Thursday, October 6, 2016

RAW WINE Meets Slow Food: Geeking Out on Heritage Winemaking Gear with Via Vecchia

Via Vecchia's housed in Columbus' old Brewery District 


There's a place where people like to geek out on heritage vines. That's California.

Then there's a place where a guy likes to geek out on actually using heritage winemaking equipment. That's Columbus, Ohio. Say what? you say. Yes, Columbus, Ohio.

English by birth and Tuscan by heritage, winemaker Paolo Rosi uses his treasured, century old winemaking equipment to make an organically grown wine at his Via Vecchia winery. (Aptly, "Via Vecchia" means the "old way" in Italian.)


When Rosi moved to the U.S. from London, he brought with him his family's winemaking equipment:

• Three 100-140 year old demijohns in their hand beaten, riveted metal carriers
• A hand corker
• A device used to pull olive oil off the top of the wine in the neck of the demijohns

His old time methods caught the attention of the Piedmont-based Slow Food leaders.

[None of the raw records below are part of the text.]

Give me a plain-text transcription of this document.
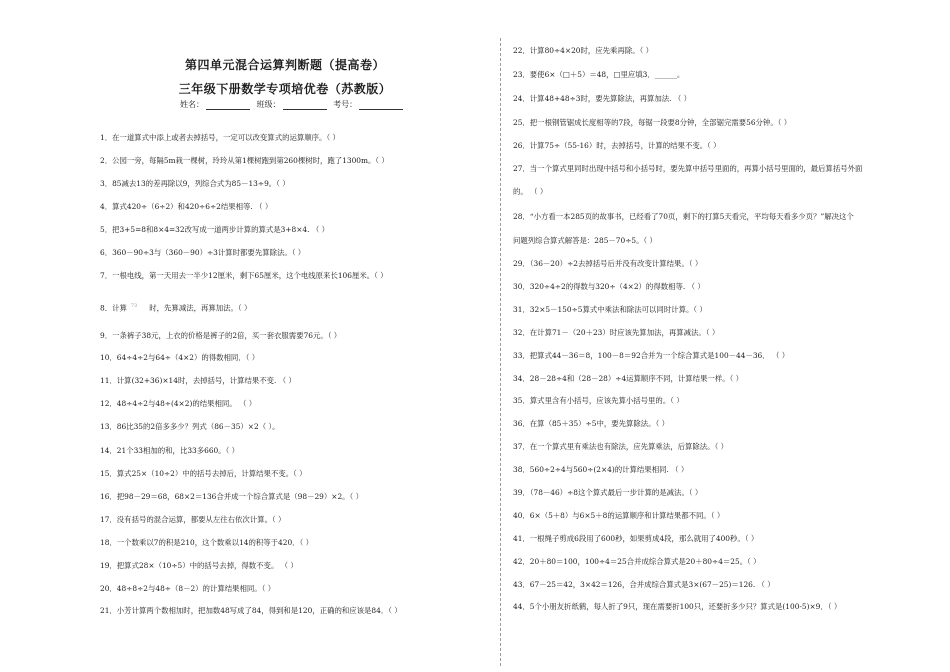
第四单元混合运算判断题（提高卷）
三年级下册数学专项培优卷（苏教版）
姓名：	班级：	考号：
1．在一道算式中添上或者去掉括号，一定可以改变算式的运算顺序。（ ）
2．公园一旁，每隔5m栽一棵树，玲玲从第1棵树跑到第260棵树时，跑了1300m。（ ）
3．85减去13的差再除以9，列综合式为85－13÷9。（ ）
4．算式420÷（6÷2）和420÷6÷2结果相等. （ ）
5．把3+5=8和8×4=32改写成一道两步计算的算式是3+8×4. （ ）
6．360－90÷3与（360－90）÷3计算时都要先算除法。（ ）
7．一根电线，第一天用去一半少12厘米，剩下65厘米，这个电线原来长106厘米。（ ）
8．计算 $^{73}$ 时，先算减法，再算加法。（ ）
9．一条裤子38元，上衣的价格是裤子的2倍，买一套衣服需要76元。（ ）
10．64÷4÷2与64÷（4×2）的得数相同．（ ）
11．计算(32+36)×14时，去掉括号，计算结果不变. （ ）
12．48÷4÷2与48÷(4×2)的结果相同。 （ ）
13．86比35的2倍多多少？列式（86－35）×2（ ）。
14．21个33相加的和，比33多660。（ ）
15．算式25×（10÷2）中的括号去掉后，计算结果不变。（ ）
16．把98－29＝68，68×2＝136合并成一个综合算式是（98－29）×2。（ ）
17．没有括号的混合运算，都要从左往右依次计算。（ ）
18．一个数乘以7的积是210，这个数乘以14的积等于420．（ ）
19．把算式28×（10÷5）中的括号去掉，得数不变。 （ ）
20．48÷8÷2与48÷（8－2）的计算结果相同。（ ）
21．小芳计算两个数相加时，把加数48写成了84，得到和是120，正确的和应该是84．（ ）
22．计算80÷4×20时，应先乘再除。（ ）
23．要使6×（□＋5）＝48，□里应填3．______。
24．计算48+48÷3时，要先算除法，再算加法. （ ）
25．把一根钢管锯成长度相等的7段，每锯一段要8分钟，全部锯完需要56分钟。（ ）
26．计算75÷（55-16）时，去掉括号，计算的结果不变。（ ）
27．当一个算式里同时出现中括号和小括号时，要先算中括号里面的，再算小括号里面的，最后算括号外面
的。 （ ）
28．“小方看一本285页的故事书，已经看了70页，剩下的打算5天看完，平均每天看多少页？”解决这个
问题列综合算式解答是：285－70÷5。（ ）
29．（36－20）÷2去掉括号后并没有改变计算结果。（ ）
30．320÷4÷2的得数与320÷（4×2）的得数相等. （ ）
31．32×5－150÷5算式中乘法和除法可以同时计算。（ ）
32．在计算71－（20＋23）时应该先算加法，再算减法。（ ）
33．把算式44－36＝8，100－8＝92合并为一个综合算式是100－44－36． （ ）
34．28－28÷4和（28－28）÷4运算顺序不同，计算结果一样。（ ）
35．算式里含有小括号，应该先算小括号里的。（ ）
36．在算（85＋35）÷5中，要先算除法。（ ）
37．在一个算式里有乘法也有除法，应先算乘法，后算除法。（ ）
38．560÷2÷4与560÷(2×4)的计算结果相同. （ ）
39．（78－46）÷8这个算式最后一步计算的是减法。（ ）
40．6×（5＋8）与6×5＋8的运算顺序和计算结果都不同。（ ）
41．一根绳子剪成6段用了600秒，如果剪成4段，那么就用了400秒。（ ）
42．20＋80＝100，100÷4＝25合并成综合算式是20＋80÷4＝25。（ ）
43．67－25＝42，3×42＝126，合并成综合算式是3×(67－25)＝126. （ ）
44．5个小朋友折纸鹤，每人折了9只，现在需要折100只，还要折多少只？算式是(100-5)×9．（ ）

He was invited to bring his wine to Italy.

Although he wasn't raised as an Italian American, he might be considered one now, since he follows another time-honored Italian American tradition - buying his wine grapes from Lodi, and having them shipped across the country to his winery.

His Respiro Cabernet comes from the Mettler family vineyard in Lodi.

He'll be pouring the Respiro at RAW WINE, the natural wine festival in Brooklyn, in Nov. Now you can see (from these pix) where it comes from.

Cin, cin.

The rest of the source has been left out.